The TGF- β Family Member Growth Differentiation Factor 15 (GDF15) Regulates the Self-Renewal of Multiple Myeloma Cancer Stem Cells

Multiple myeloma (MM) cancer stem cells (CSCs) possess both enhanced tumorigenic potential and relative drug resistance suggesting they play a major role in disease relapse and progression. Therefore, a better understanding of the processes regulating MM CSCs may lead to the development of novel therapies that prevent tumor regrowth and improve long-term outcomes.
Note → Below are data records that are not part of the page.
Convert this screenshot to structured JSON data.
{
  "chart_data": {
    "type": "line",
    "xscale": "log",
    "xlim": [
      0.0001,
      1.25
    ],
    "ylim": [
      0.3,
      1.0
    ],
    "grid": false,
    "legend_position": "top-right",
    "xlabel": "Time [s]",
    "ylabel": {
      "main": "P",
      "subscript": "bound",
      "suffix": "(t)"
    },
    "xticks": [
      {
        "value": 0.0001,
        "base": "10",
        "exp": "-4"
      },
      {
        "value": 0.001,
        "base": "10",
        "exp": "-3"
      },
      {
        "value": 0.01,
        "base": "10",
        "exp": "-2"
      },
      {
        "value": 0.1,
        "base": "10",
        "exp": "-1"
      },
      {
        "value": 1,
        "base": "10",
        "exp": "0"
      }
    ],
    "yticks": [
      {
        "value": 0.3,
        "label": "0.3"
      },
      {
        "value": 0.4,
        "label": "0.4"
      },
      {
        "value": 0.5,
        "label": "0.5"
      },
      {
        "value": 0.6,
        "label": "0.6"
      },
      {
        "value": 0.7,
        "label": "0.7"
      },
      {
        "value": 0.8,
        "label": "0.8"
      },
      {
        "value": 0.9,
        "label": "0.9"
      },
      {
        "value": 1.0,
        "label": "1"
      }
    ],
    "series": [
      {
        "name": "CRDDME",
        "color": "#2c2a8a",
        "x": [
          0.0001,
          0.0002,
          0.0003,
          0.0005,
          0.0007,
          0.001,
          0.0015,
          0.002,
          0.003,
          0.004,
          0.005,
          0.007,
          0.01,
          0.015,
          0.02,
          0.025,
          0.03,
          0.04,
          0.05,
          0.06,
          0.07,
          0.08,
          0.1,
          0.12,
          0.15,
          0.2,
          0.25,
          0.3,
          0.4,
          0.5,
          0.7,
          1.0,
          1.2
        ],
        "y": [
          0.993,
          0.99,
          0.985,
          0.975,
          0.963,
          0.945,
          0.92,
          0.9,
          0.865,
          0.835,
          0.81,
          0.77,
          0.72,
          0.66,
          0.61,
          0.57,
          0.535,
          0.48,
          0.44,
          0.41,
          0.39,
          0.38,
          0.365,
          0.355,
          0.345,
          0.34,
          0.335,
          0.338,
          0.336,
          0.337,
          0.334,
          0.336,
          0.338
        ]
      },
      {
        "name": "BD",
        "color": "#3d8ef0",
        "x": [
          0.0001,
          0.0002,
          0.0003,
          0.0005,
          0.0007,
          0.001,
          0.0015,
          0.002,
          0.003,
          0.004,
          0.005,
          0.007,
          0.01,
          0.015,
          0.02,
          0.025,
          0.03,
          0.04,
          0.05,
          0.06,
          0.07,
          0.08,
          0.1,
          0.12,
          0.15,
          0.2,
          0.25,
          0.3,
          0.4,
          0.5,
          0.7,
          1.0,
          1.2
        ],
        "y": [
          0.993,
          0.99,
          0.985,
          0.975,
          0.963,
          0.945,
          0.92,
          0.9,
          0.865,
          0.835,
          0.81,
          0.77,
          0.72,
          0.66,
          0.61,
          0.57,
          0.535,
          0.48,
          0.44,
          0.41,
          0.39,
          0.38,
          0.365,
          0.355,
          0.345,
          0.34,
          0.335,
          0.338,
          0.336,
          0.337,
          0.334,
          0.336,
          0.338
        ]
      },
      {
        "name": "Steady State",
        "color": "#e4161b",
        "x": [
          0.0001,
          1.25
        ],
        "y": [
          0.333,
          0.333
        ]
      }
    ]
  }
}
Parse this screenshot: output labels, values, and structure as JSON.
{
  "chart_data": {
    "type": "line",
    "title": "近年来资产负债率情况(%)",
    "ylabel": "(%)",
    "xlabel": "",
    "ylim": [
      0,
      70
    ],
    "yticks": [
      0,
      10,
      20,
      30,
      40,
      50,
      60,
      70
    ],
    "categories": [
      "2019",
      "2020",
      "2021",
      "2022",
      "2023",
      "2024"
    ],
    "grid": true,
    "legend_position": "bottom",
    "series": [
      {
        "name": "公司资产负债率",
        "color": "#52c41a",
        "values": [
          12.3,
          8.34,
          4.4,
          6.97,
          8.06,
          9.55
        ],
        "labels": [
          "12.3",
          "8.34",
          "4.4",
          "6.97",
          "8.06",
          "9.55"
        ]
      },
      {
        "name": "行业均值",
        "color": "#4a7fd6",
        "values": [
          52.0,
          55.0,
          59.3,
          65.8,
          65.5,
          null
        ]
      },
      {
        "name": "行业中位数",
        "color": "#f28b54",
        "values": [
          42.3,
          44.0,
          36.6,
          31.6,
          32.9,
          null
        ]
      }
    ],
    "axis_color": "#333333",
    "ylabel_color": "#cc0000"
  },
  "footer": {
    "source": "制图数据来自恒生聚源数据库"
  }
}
Normal stem cells are tightly regulated by factors within the local microenvironment that include both soluble factors and direct contact with accessory cells. However, external factors regulating MM CSCs have not been identified. Recent studies have demonstrated that stromal cells in the MM bone marrow microenvironment secrete growth differentiation factor 15 (GDF15), a member of the TGF-b family. We initially studied the role of this cytokine in the pathogenesis of MM by examining circulating GDF15 levels in MM patients. Compared to healthy volunteers, we found that median GDF15 levels were significantly increased in MM patients (821 vs. 390 pg/ml; n=16; p<0.05) and increased with disease stage (Stage II=585 pg/ml, Stage III=1, 004 pg/ml). To examine the functional effects of GDF15 on MM cells, we cultured human MM cell lines (NCI-H929, RPMI 8226) with recombinant GDF15 and found that it induced the expansion of isolated CD138^neg MM CSCs in a dose-dependent manner but had little impact on the growth of CD138⁺ plasma cells (Fig). Furthermore, GDF15 enhanced clonogenic myeloma growth as evidenced by increased colony formation that was maintained during serial replating, a surrogate for self-renewal. This effect appeared to be GDF15 specific since it could be blocked using anti-GDF15 antibody. Similarly, GDF15 treatment increased the in vitro clonogenic growth of MM CSCs from primary clinical bone marrow specimens. We also investigated the down-stream cellular pathways potentially mediating the effects of GDF15 and found that it activates the AKT signaling pathway known to improve the self-renewal of embryonic (ES) and normal hematopoietic stem cells. GDF15 also induced expression of the SOX2 transcription factor known to be upregulated in CD138^neg MM CSCs. Since SOX2 is required for the self-renewal of ES cells and the generation of induced pluripotent stem (iPS) cells, its induction by GDF15 may also increase the self-renewal of MM CSCs. GDF15 is the first soluble factor identified that regulates MM CSCs, and its effects are mediated by the activation of highly conserved self-renewal programs.